Così, un po' per dare Ossigeno ad un sistema sportivo in palla, un po' per ridare visibilità ad uno sport che era in letargo da qualche annetto, e tanto per meriti personali i giornali stanno portando pian piano in auge quel bel faccino di Denise Karbon (ieri è stata pubblicata una bella intervista sul Venerdì, con tanto di foto in copertina).
Denise Karbon è ciò che lo sportivo italiano aspettava, una fidanzata/figlia/moglie quasi perfetta, minuta, graziosa, sempre sorridente, ma con tanta grinta in corpo da riuscire a rialzarsi dopo 12 operazioni che ne stavano mettendo a rischio la carriera. La piccola fatina delle Dolomiti è esplosa quest'anno, con 5 successi in coppa del mondo, uno più bello dell'altro (l'ultimo che oserei definire epico con rimonta dal 9^ al 1^ posto tra prima e seconda manche e con tanto di mano fratturata). Ora tutti ne parliamo, entusiasti, tutti a nostro modo ci sentiamo un po' più alpini con la complicità della neve caduta qualche settimana fa, come è anche giusto che sia visto che lo sport ci concede anche un lato sognatore ed infantile in cui ci immedesimiamo nelle situazioni dei snotri beniamini.

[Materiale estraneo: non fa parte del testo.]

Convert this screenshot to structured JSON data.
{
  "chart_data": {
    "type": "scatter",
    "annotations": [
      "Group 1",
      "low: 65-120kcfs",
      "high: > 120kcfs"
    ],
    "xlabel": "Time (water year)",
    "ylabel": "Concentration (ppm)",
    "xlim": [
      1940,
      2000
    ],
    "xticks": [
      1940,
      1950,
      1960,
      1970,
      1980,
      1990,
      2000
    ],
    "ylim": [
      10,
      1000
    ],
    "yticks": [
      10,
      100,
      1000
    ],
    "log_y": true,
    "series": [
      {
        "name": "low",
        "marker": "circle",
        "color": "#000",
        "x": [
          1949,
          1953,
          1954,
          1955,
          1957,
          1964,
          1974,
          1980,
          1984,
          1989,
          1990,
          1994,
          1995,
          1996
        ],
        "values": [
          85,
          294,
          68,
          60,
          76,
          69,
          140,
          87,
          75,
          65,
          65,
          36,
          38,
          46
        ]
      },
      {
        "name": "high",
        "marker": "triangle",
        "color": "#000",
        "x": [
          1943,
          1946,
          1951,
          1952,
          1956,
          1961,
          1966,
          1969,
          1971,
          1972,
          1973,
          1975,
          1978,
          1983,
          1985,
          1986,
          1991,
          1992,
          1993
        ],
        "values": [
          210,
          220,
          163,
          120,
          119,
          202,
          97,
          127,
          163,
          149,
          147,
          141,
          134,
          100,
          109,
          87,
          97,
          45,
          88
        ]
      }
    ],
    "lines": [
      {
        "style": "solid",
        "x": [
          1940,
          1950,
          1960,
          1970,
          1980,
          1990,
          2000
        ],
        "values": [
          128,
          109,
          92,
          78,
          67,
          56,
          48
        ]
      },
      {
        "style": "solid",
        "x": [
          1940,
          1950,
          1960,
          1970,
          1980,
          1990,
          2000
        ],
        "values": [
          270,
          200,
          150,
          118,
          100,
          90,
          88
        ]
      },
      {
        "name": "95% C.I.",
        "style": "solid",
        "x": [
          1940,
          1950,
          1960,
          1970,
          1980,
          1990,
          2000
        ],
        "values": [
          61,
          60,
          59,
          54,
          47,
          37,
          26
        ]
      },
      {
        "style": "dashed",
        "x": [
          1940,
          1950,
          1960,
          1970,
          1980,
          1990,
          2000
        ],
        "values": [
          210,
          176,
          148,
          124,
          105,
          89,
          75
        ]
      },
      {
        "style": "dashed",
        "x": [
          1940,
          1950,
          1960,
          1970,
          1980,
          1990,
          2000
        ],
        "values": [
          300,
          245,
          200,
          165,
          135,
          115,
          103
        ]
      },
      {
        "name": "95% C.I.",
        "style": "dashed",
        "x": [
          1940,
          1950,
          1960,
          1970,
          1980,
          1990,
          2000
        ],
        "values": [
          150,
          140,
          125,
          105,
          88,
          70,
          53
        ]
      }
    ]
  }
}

Tutto ciò è bello e giusto, perchè finalmente c'è un buon esempio, quello di gente che lavora con poco e tenta di fare le cose per il meglio, gente di certo più vicina ai nostri sforzi giornalieri.
Il mio desiderio per il nuovo anno è che vengano preso ad esempio realtà di questo tipo, perchè non se ne può più di idolatrare giocatori pieni di soldi e vederli ricoperti d'oro per gesti a volte davvero scontati.
Che la fatina Denise ci porti quella semplicità che il suo sorriso sa donare.